What is Beta?
Beta measures how much a fund's price moves relative to a benchmark index — typically Nifty 50 or Nifty Smallcap 250. A Beta of 1.0 means the fund moves exactly in line with the index. A Beta of 1.2 means for every 10% the index moves, the fund tends to move 12% — in either direction.
Think of Beta as a sensitivity dial. High Beta = amplified market exposure. Low Beta = cushioned, less market-dependent fund.
Beta in the Context of Small Cap Funds
Small cap funds are benchmarked against Nifty Smallcap 250. A Beta above 1.0 vs this benchmark means the fund is taking on even more concentrated sector or stock risk within an already-volatile universe. Most well-managed small cap funds aim for beta between 0.85–1.05 vs their benchmark.
The 2020 COVID Crash — How Beta Played Out
In March 2020, Nifty Smallcap 250 fell approximately 40% from its February peak.
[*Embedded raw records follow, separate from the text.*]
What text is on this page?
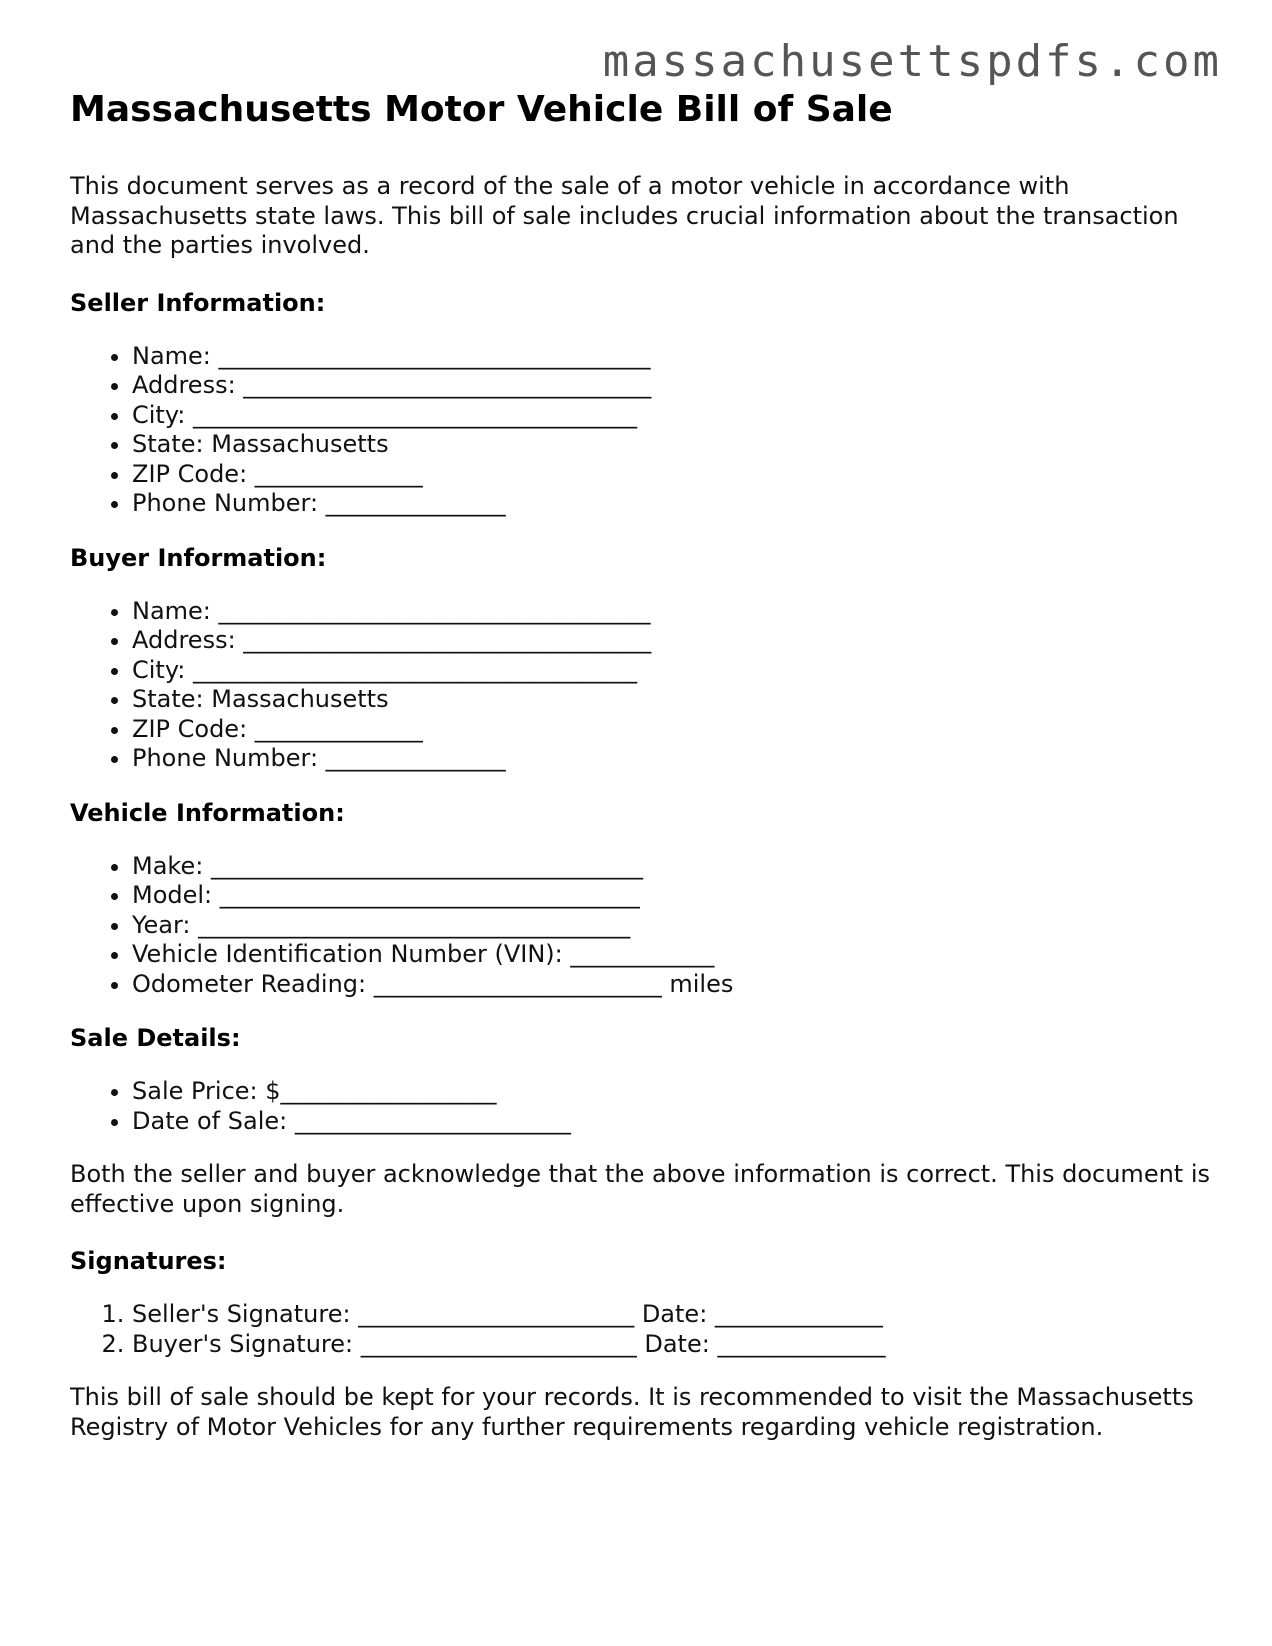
massachusettspdfs.com
Massachusetts Motor Vehicle Bill of Sale

This document serves as a record of the sale of a motor vehicle in accordance with Massachusetts state laws. This bill of sale includes crucial information about the transaction and the parties involved.

Seller Information:
• Name: ____________________________________
• Address: __________________________________
• City: _____________________________________
• State: Massachusetts
• ZIP Code: ______________
• Phone Number: _______________
Buyer Information:
• Name: ____________________________________
• Address: __________________________________
• City: _____________________________________
• State: Massachusetts
• ZIP Code: ______________
• Phone Number: _______________
Vehicle Information:
• Make: ____________________________________
• Model: ___________________________________
• Year: ____________________________________
• Vehicle Identification Number (VIN): ____________
• Odometer Reading: ________________________ miles
Sale Details:
• Sale Price: $__________________
• Date of Sale: _______________________

Both the seller and buyer acknowledge that the above information is correct. This document is effective upon signing.

Signatures:
1. Seller's Signature: _______________________ Date: ______________
2. Buyer's Signature: _______________________ Date: ______________

This bill of sale should be kept for your records. It is recommended to visit the Massachusetts Registry of Motor Vehicles for any further requirements regarding vehicle registration.
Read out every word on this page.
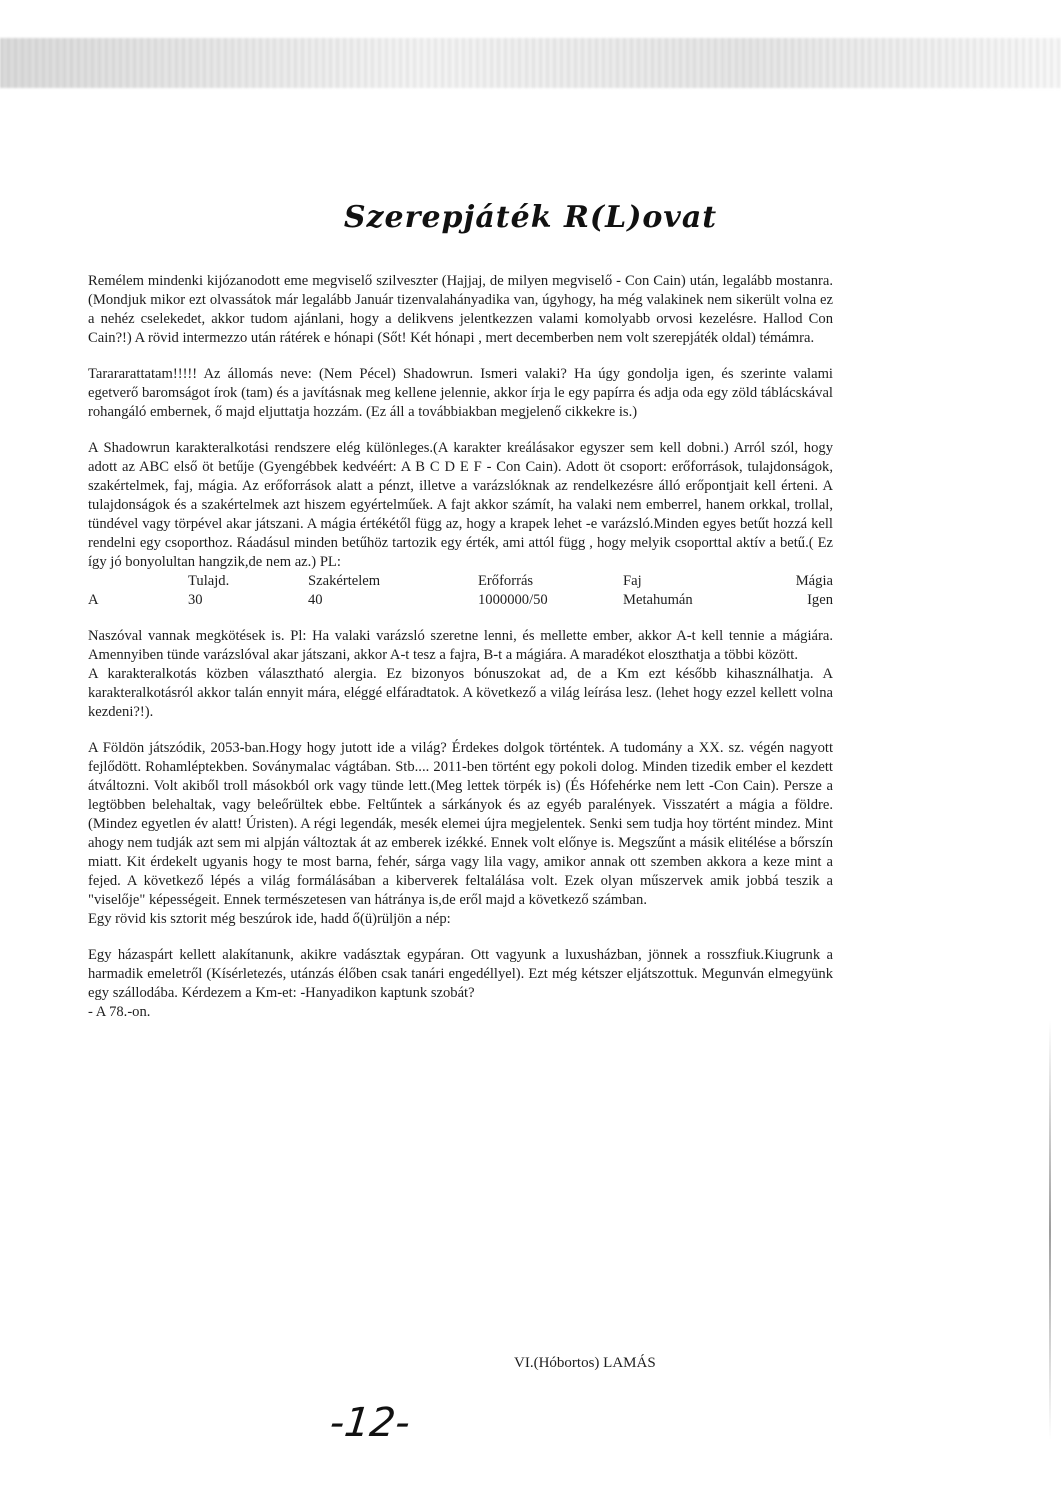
Szerepjáték R(L)ovat

Remélem mindenki kijózanodott eme megviselő szilveszter (Hajjaj, de milyen megviselő - Con Cain) után, legalább mostanra. (Mondjuk mikor ezt olvassátok már legalább Január tizenvalahányadika van, úgyhogy, ha még valakinek nem sikerült volna ez a nehéz cselekedet, akkor tudom ajánlani, hogy a delikvens jelentkezzen valami komolyabb orvosi kezelésre. Hallod Con Cain?!) A rövid intermezzo után rátérek e hónapi (Sőt! Két hónapi , mert decemberben nem volt szerepjáték oldal) témámra.

Tarararattatam!!!!! Az állomás neve: (Nem Pécel) Shadowrun. Ismeri valaki? Ha úgy gondolja igen, és szerinte valami egetverő baromságot írok (tam) és a javításnak meg kellene jelennie, akkor írja le egy papírra és adja oda egy zöld táblácskával rohangáló embernek, ő majd eljuttatja hozzám. (Ez áll a továbbiakban megjelenő cikkekre is.)

A Shadowrun karakteralkotási rendszere elég különleges.(A karakter kreálásakor egyszer sem kell dobni.) Arról szól, hogy adott az ABC első öt betűje (Gyengébbek kedvéért: A B C D E F - Con Cain). Adott öt csoport: erőforrások, tulajdonságok, szakértelmek, faj, mágia. Az erőforrások alatt a pénzt, illetve a varázslóknak az rendelkezésre álló erőpontjait kell érteni. A tulajdonságok és a szakértelmek azt hiszem egyértelműek. A fajt akkor számít, ha valaki nem emberrel, hanem orkkal, trollal, tündével vagy törpével akar játszani. A mágia értékétől függ az, hogy a krapek lehet -e varázsló.Minden egyes betűt hozzá kell rendelni egy csoporthoz. Ráadásul minden betűhöz tartozik egy érték, ami attól függ , hogy melyik csoporttal aktív a betű.( Ez így jó bonyolultan hangzik,de nem az.) PL:

	Tulajd.	Szakértelem	Erőforrás	Faj	Mágia
A	30	40	1000000/50	Metahumán	Igen

Naszóval vannak megkötések is. Pl: Ha valaki varázsló szeretne lenni, és mellette ember, akkor A-t kell tennie a mágiára. Amennyiben tünde varázslóval akar játszani, akkor A-t tesz a fajra, B-t a mágiára. A maradékot eloszthatja a többi között.

A karakteralkotás közben választható alergia. Ez bizonyos bónuszokat ad, de a Km ezt később kihasználhatja. A karakteralkotásról akkor talán ennyit mára, eléggé elfáradtatok. A következő a világ leírása lesz. (lehet hogy ezzel kellett volna kezdeni?!).

A Földön játszódik, 2053-ban.Hogy hogy jutott ide a világ? Érdekes dolgok történtek. A tudomány a XX. sz. végén nagyott fejlődött. Rohamléptekben. Soványmalac vágtában. Stb.... 2011-ben történt egy pokoli dolog. Minden tizedik ember el kezdett átváltozni. Volt akiből troll másokból ork vagy tünde lett.(Meg lettek törpék is) (És Hófehérke nem lett -Con Cain). Persze a legtöbben belehaltak, vagy beleőrültek ebbe. Feltűntek a sárkányok és az egyéb paralények. Visszatért a mágia a földre.(Mindez egyetlen év alatt! Úristen). A régi legendák, mesék elemei újra megjelentek. Senki sem tudja hoy történt mindez. Mint ahogy nem tudják azt sem mi alpján változtak át az emberek izékké. Ennek volt előnye is. Megszűnt a másik elitélése a bőrszín miatt. Kit érdekelt ugyanis hogy te most barna, fehér, sárga vagy lila vagy, amikor annak ott szemben akkora a keze mint a fejed. A következő lépés a világ formálásában a kiberverek feltalálása volt. Ezek olyan műszervek amik jobbá teszik a "viselője" képességeit. Ennek természetesen van hátránya is,de eről majd a következő számban.

Egy rövid kis sztorit még beszúrok ide, hadd ő(ü)rüljön a nép:

Egy házaspárt kellett alakítanunk, akikre vadásztak egypáran. Ott vagyunk a luxusházban, jönnek a rosszfiuk.Kiugrunk a harmadik emeletről (Kísérletezés, utánzás élőben csak tanári engedéllyel). Ezt még kétszer eljátszottuk. Megunván elmegyünk egy szállodába. Kérdezem a Km-et: -Hanyadikon kaptunk szobát?

- A 78.-on.

VI.(Hóbortos) LAMÁS
-12-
Funds with Beta of 1.2+ fell close to 48–50%. Funds with Beta of 0.85 fell only around 34%. The lower-beta funds recovered faster too, because they had less ground to make up.
| Fund | Beta vs Smallcap 250 | Behaviour in Correction | Behaviour in Rally |
|---|---|---|---|
| SBI Small Cap | 0.88 | Falls less | Rises slightly less |
| Nippon India Small Cap | 1.05 | Market-like | Market-like |
| Quant Small Cap | 1.25 | Falls significantly more | Rises significantly more |
| Canara Robeco Small Cap | 0.82 | Falls less | Conservative upside |
Important: Beta Only Measures Systematic Risk
Beta captures how a fund responds to broad market moves — this is called systematic or market risk. It does NOT capture stock-specific risks like a key holding going bust, poor fund manager decisions, or sector concentration. For those, you need Concentration Risk and R-Squared.